The Ely City Council meets this Thursday with a six-page agenda. Many items to be covered vary from water and sewer rate changes, landfill rates, changing the days of city council meetings to 8:30 a.m. Fridays and the continuous topic of the city budget.
One agenda item placed by Councilwoman Jolene Gardner and City Administrator Bob Switzer is to approve the first reading of Ordinance No. 708, Bill No 2018-01, an ordinance that if approved will allow the city and county elections to run concurrent on even numbered years, instead of odd numbered years.
There would be a one time extension on Mayor Melody VanCamp’s term in addition to Councilwoman Jolene Gardner and Councilman Kurt Carson’s seats to be extended to 2020.
Wayne Thorley, Deputy Secretary of State for Elections said “Many municipalities in Nevada have confronted this issue in the past. NRS 293C.115 allows cities in Nevada to hold their elections in even-numbered years in conjunction with the federal and state elections or in odd-numbered years pursuant to the provisions of Chapter 293C of NRS. A city just has to adopt an ordinance indicating whether the city will hold elections in even-numbered year or odd-numbered years. To switch from one cycle to the other, a city must adopt an ordinance indicating that the city will henceforth hold elections in even-numbered years or odd-numbered years, as applicable.”

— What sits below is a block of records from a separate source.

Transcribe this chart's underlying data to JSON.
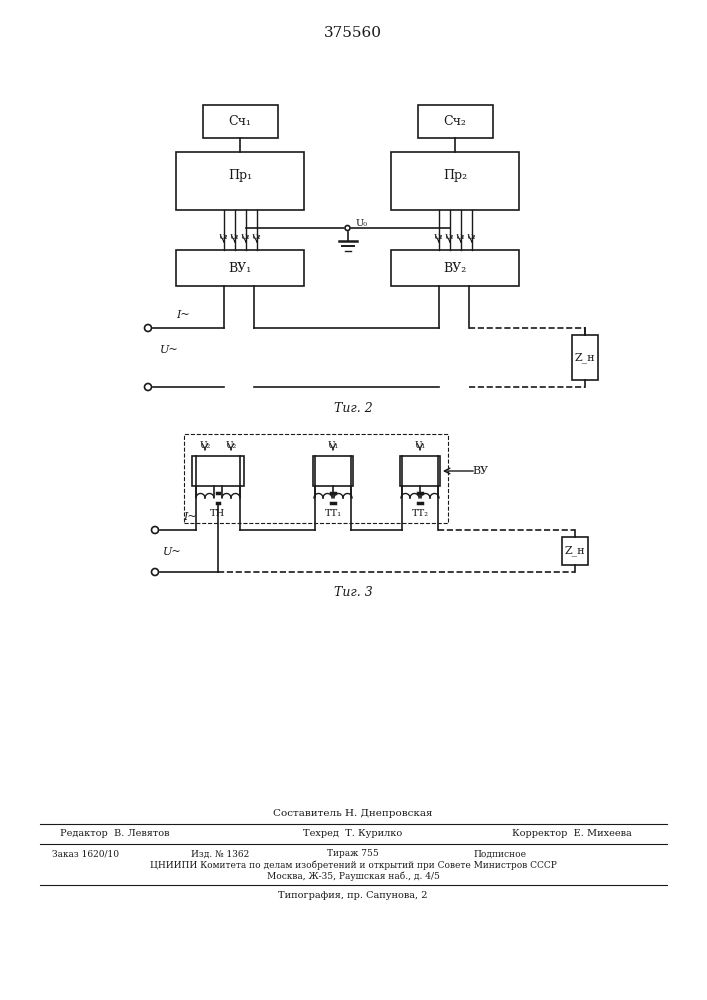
{
  "title": "375560",
  "fig2_label": "Τиг. 2",
  "fig3_label": "Τиг. 3",
  "background": "#ffffff",
  "line_color": "#1a1a1a",
  "footer_author": "Составитель Н. Днепровская",
  "footer_editor": "Редактор  В. Левятов",
  "footer_tech": "Техред  Т. Курилко",
  "footer_corrector": "Корректор  Е. Михеева",
  "footer_order": "Заказ 1620/10",
  "footer_izd": "Изд. № 1362",
  "footer_tirazh": "Тираж 755",
  "footer_podp": "Подписное",
  "footer_cniip": "ЦНИИПИ Комитета по делам изобретений и открытий при Совете Министров СССР",
  "footer_moscow": "Москва, Ж-35, Раушская наб., д. 4/5",
  "footer_typo": "Типография, пр. Сапунова, 2"
}
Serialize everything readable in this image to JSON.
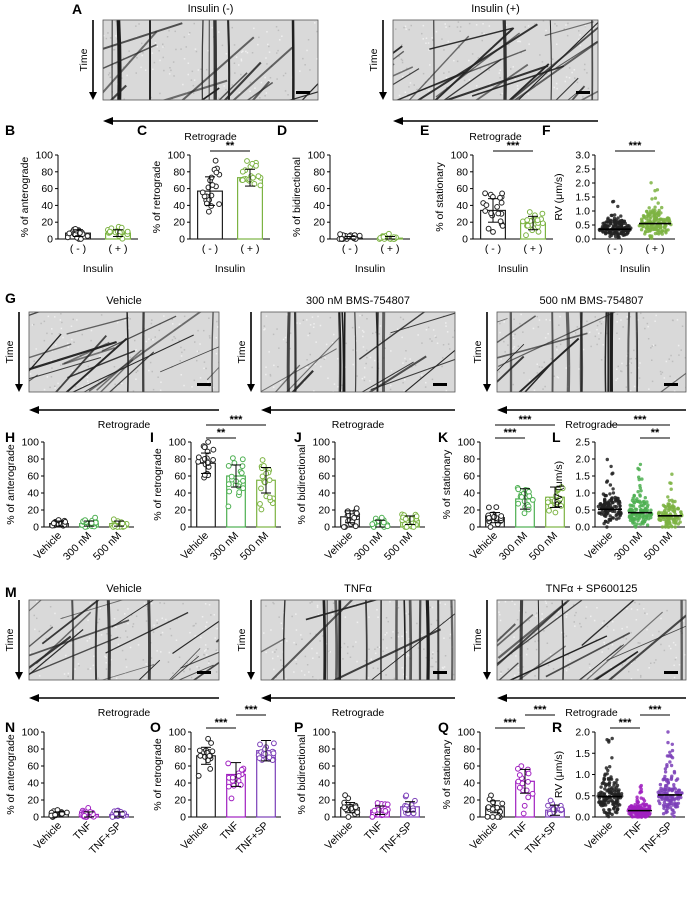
{
  "kymo_rows": [
    {
      "label": "A",
      "time_label": "Time",
      "direction_label": "Retrograde",
      "images": [
        {
          "title": "Insulin (-)",
          "seed": 11,
          "verticals": 9,
          "diagonals": 14
        },
        {
          "title": "Insulin (+)",
          "seed": 23,
          "verticals": 4,
          "diagonals": 26
        }
      ]
    },
    {
      "label": "G",
      "time_label": "Time",
      "direction_label": "Retrograde",
      "images": [
        {
          "title": "Vehicle",
          "seed": 31,
          "verticals": 3,
          "diagonals": 22
        },
        {
          "title": "300 nM BMS-754807",
          "seed": 41,
          "verticals": 10,
          "diagonals": 10
        },
        {
          "title": "500 nM BMS-754807",
          "seed": 53,
          "verticals": 12,
          "diagonals": 9
        }
      ]
    },
    {
      "label": "M",
      "time_label": "Time",
      "direction_label": "Retrograde",
      "images": [
        {
          "title": "Vehicle",
          "seed": 61,
          "verticals": 4,
          "diagonals": 20
        },
        {
          "title": "TNFα",
          "seed": 71,
          "verticals": 14,
          "diagonals": 5
        },
        {
          "title": "TNFα + SP600125",
          "seed": 83,
          "verticals": 4,
          "diagonals": 18
        }
      ]
    }
  ],
  "chart_rows": [
    {
      "xlabel": "Insulin",
      "categories": [
        "( - )",
        "( + )"
      ],
      "colors": [
        "#222222",
        "#7cb342"
      ],
      "rotate_ticks": false,
      "panels": [
        {
          "label": "B",
          "ylabel": "% of anterograde",
          "type": "bar",
          "ylim": [
            0,
            100
          ],
          "yticks": [
            0,
            20,
            40,
            60,
            80,
            100
          ],
          "means": [
            7,
            7
          ],
          "sd": [
            4,
            4
          ],
          "n": 20,
          "sig": []
        },
        {
          "label": "C",
          "ylabel": "% of retrograde",
          "type": "bar",
          "ylim": [
            0,
            100
          ],
          "yticks": [
            0,
            20,
            40,
            60,
            80,
            100
          ],
          "means": [
            57,
            73
          ],
          "sd": [
            17,
            10
          ],
          "n": 20,
          "sig": [
            {
              "from": 0,
              "to": 1,
              "text": "**"
            }
          ]
        },
        {
          "label": "D",
          "ylabel": "% of bidirectional",
          "type": "bar",
          "ylim": [
            0,
            100
          ],
          "yticks": [
            0,
            20,
            40,
            60,
            80,
            100
          ],
          "means": [
            1,
            1
          ],
          "sd": [
            2,
            2
          ],
          "n": 20,
          "sig": []
        },
        {
          "label": "E",
          "ylabel": "% of stationary",
          "type": "bar",
          "ylim": [
            0,
            100
          ],
          "yticks": [
            0,
            20,
            40,
            60,
            80,
            100
          ],
          "means": [
            34,
            19
          ],
          "sd": [
            14,
            8
          ],
          "n": 20,
          "sig": [
            {
              "from": 0,
              "to": 1,
              "text": "***"
            }
          ]
        },
        {
          "label": "F",
          "ylabel": "RV (μm/s)",
          "type": "scatter",
          "ylim": [
            0,
            3.0
          ],
          "yticks": [
            0.0,
            0.5,
            1.0,
            1.5,
            2.0,
            2.5,
            3.0
          ],
          "yformat": 1,
          "means": [
            0.35,
            0.55
          ],
          "sd": [
            0.22,
            0.3
          ],
          "n": 160,
          "sig": [
            {
              "from": 0,
              "to": 1,
              "text": "***"
            }
          ]
        }
      ]
    },
    {
      "xlabel": "",
      "categories": [
        "Vehicle",
        "300 nM",
        "500 nM"
      ],
      "colors": [
        "#222222",
        "#4caf50",
        "#7cb342"
      ],
      "rotate_ticks": true,
      "panels": [
        {
          "label": "H",
          "ylabel": "% of anterograde",
          "type": "bar",
          "ylim": [
            0,
            100
          ],
          "yticks": [
            0,
            20,
            40,
            60,
            80,
            100
          ],
          "means": [
            4,
            4,
            4
          ],
          "sd": [
            3,
            3,
            3
          ],
          "n": 20,
          "sig": []
        },
        {
          "label": "I",
          "ylabel": "% of retrograde",
          "type": "bar",
          "ylim": [
            0,
            100
          ],
          "yticks": [
            0,
            20,
            40,
            60,
            80,
            100
          ],
          "means": [
            75,
            60,
            55
          ],
          "sd": [
            12,
            13,
            15
          ],
          "n": 20,
          "sig": [
            {
              "from": 0,
              "to": 1,
              "text": "**"
            },
            {
              "from": 0,
              "to": 2,
              "text": "***"
            }
          ]
        },
        {
          "label": "J",
          "ylabel": "% of bidirectional",
          "type": "bar",
          "ylim": [
            0,
            100
          ],
          "yticks": [
            0,
            20,
            40,
            60,
            80,
            100
          ],
          "means": [
            12,
            4,
            8
          ],
          "sd": [
            7,
            4,
            5
          ],
          "n": 20,
          "sig": []
        },
        {
          "label": "K",
          "ylabel": "% of stationary",
          "type": "bar",
          "ylim": [
            0,
            100
          ],
          "yticks": [
            0,
            20,
            40,
            60,
            80,
            100
          ],
          "means": [
            11,
            33,
            35
          ],
          "sd": [
            6,
            12,
            12
          ],
          "n": 20,
          "sig": [
            {
              "from": 0,
              "to": 1,
              "text": "***"
            },
            {
              "from": 0,
              "to": 2,
              "text": "***"
            }
          ]
        },
        {
          "label": "L",
          "ylabel": "RV (μm/s)",
          "type": "scatter",
          "ylim": [
            0,
            2.5
          ],
          "yticks": [
            0.0,
            0.5,
            1.0,
            1.5,
            2.0,
            2.5
          ],
          "yformat": 1,
          "means": [
            0.52,
            0.42,
            0.33
          ],
          "sd": [
            0.3,
            0.3,
            0.25
          ],
          "n": 120,
          "sig": [
            {
              "from": 1,
              "to": 2,
              "text": "**"
            },
            {
              "from": 0,
              "to": 2,
              "text": "***"
            }
          ]
        }
      ]
    },
    {
      "xlabel": "",
      "categories": [
        "Vehicle",
        "TNF",
        "TNF+SP"
      ],
      "colors": [
        "#222222",
        "#a020c0",
        "#7b3fb8"
      ],
      "rotate_ticks": true,
      "panels": [
        {
          "label": "N",
          "ylabel": "% of anterograde",
          "type": "bar",
          "ylim": [
            0,
            100
          ],
          "yticks": [
            0,
            20,
            40,
            60,
            80,
            100
          ],
          "means": [
            3,
            3,
            3
          ],
          "sd": [
            3,
            3,
            3
          ],
          "n": 18,
          "sig": []
        },
        {
          "label": "O",
          "ylabel": "% of retrograde",
          "type": "bar",
          "ylim": [
            0,
            100
          ],
          "yticks": [
            0,
            20,
            40,
            60,
            80,
            100
          ],
          "means": [
            72,
            50,
            78
          ],
          "sd": [
            10,
            14,
            12
          ],
          "n": 18,
          "sig": [
            {
              "from": 0,
              "to": 1,
              "text": "***"
            },
            {
              "from": 1,
              "to": 2,
              "text": "***"
            }
          ]
        },
        {
          "label": "P",
          "ylabel": "% of bidirectional",
          "type": "bar",
          "ylim": [
            0,
            100
          ],
          "yticks": [
            0,
            20,
            40,
            60,
            80,
            100
          ],
          "means": [
            11,
            8,
            12
          ],
          "sd": [
            6,
            5,
            6
          ],
          "n": 18,
          "sig": []
        },
        {
          "label": "Q",
          "ylabel": "% of stationary",
          "type": "bar",
          "ylim": [
            0,
            100
          ],
          "yticks": [
            0,
            20,
            40,
            60,
            80,
            100
          ],
          "means": [
            12,
            42,
            8
          ],
          "sd": [
            7,
            14,
            6
          ],
          "n": 18,
          "sig": [
            {
              "from": 0,
              "to": 1,
              "text": "***"
            },
            {
              "from": 1,
              "to": 2,
              "text": "***"
            }
          ]
        },
        {
          "label": "R",
          "ylabel": "RV (μm/s)",
          "type": "scatter",
          "ylim": [
            0,
            2.0
          ],
          "yticks": [
            0.0,
            0.5,
            1.0,
            1.5,
            2.0
          ],
          "yformat": 1,
          "means": [
            0.48,
            0.15,
            0.52
          ],
          "sd": [
            0.28,
            0.12,
            0.3
          ],
          "n": 140,
          "sig": [
            {
              "from": 0,
              "to": 1,
              "text": "***"
            },
            {
              "from": 1,
              "to": 2,
              "text": "***"
            }
          ]
        }
      ]
    }
  ]
}
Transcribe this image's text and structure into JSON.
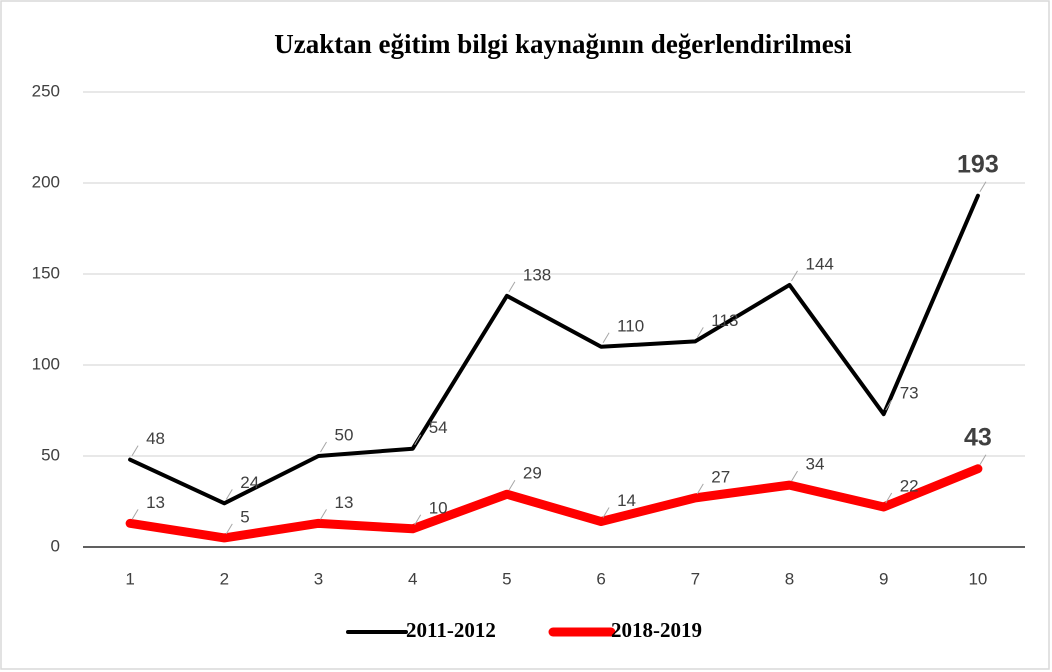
{
  "chart_data": {
    "type": "line",
    "title": "Uzaktan eğitim bilgi kaynağının değerlendirilmesi",
    "categories": [
      "1",
      "2",
      "3",
      "4",
      "5",
      "6",
      "7",
      "8",
      "9",
      "10"
    ],
    "series": [
      {
        "name": "2011-2012",
        "color": "#000000",
        "values": [
          48,
          24,
          50,
          54,
          138,
          110,
          113,
          144,
          73,
          193
        ]
      },
      {
        "name": "2018-2019",
        "color": "#ff0000",
        "values": [
          13,
          5,
          13,
          10,
          29,
          14,
          27,
          34,
          22,
          43
        ]
      }
    ],
    "ylim": [
      0,
      250
    ],
    "yticks": [
      0,
      50,
      100,
      150,
      200,
      250
    ],
    "grid": true,
    "legend": "bottom"
  }
}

Thorley also noted that switching from off-year elections to the federal and state election cycle is permissible under state law, and many Nevada cities have done so in the past. Thorley said “making the switch has the effect of extending the terms of office of the incumbent city elected officials. “
In conclusion of the information provided by Thorley, he said “In a 2005 opinion, the Nevada Attorney General stated that the statute that allows a city to change to the federal and state election cycle does not violate the Nevada Constitution’s prohibition against the legislative creation of an office with a term of more than four years. Instead, the Attorney General concluded that switching to the federal and state election cycle does not directly extend the terms of office of the incumbents, but rather the incumbents are allowed to hold over until the next general election.”
And while there are several items on the agenda that discuss various items such as taking a portion of the room tax and placing it in the general fund, the municipal court requesting approval on a collection agency to collect on fines and fees ordered by the court, and the need for the city to back pay for the past two years to the city’s paid firefighters in the amount of approximately $15,000, you wonder how is all of this possible when you read City Treasurer Janette Trask’s Treasurer’s Report.
Trask mentions that since her rehire six months ago has been a blur, stating that the audit has been the focus of most of her time. Trask has been working very closely with McKay Hall, accountant for Hinton Burdick.
Trask’s report states that after reviewing the budgeted revenues it appears the revenues will likely come in at approximately $1.9 million, leaving the budget overstated by approximately $200,000, that likely won’t come in Trask said. And, with over $2.1 million budgeted in expenses and at fifty percent of the fiscal year having elapsed, total expenses are at 49.5 percent.
Trask mentioned that if all departments spend their budgets, the general fund would use up all of the beginning fund balance leaving a deficit of approximately $48,000.
Trask also mentioned that the fire department’s budget wasn’t budgeted properly for this fiscal year. Funds were put into different appropriated funds. More than $80,000 of their operating budget was put into the Fire Protection Street Improvement Fund when it should have been in the General Fund Fire Department Budget Fund.
So, now the fire department will have to look at ways to cut its budget. Trask mentioned that the general fund balance has been reduced by more than $630,000 in the past three years.
She noted in her report that she has spoke to the council suggesting ways to reduce spending, and with less than six months left in the fiscal years the city council and administration needed to work on ways to have a better budget funds.
And, the final agenda item that Carson requested to be placed on the agenda is an open personnel session of City Administrator Robert Switzer to consider his character, alleged misconduct, professional competence or physical and mental health.
Switzer was hired by the city in 2014. Switzer’s yearly salary according to Transparent Nevada with the last knowing reporting day of 2016 was $113,480.07 that includes benefits.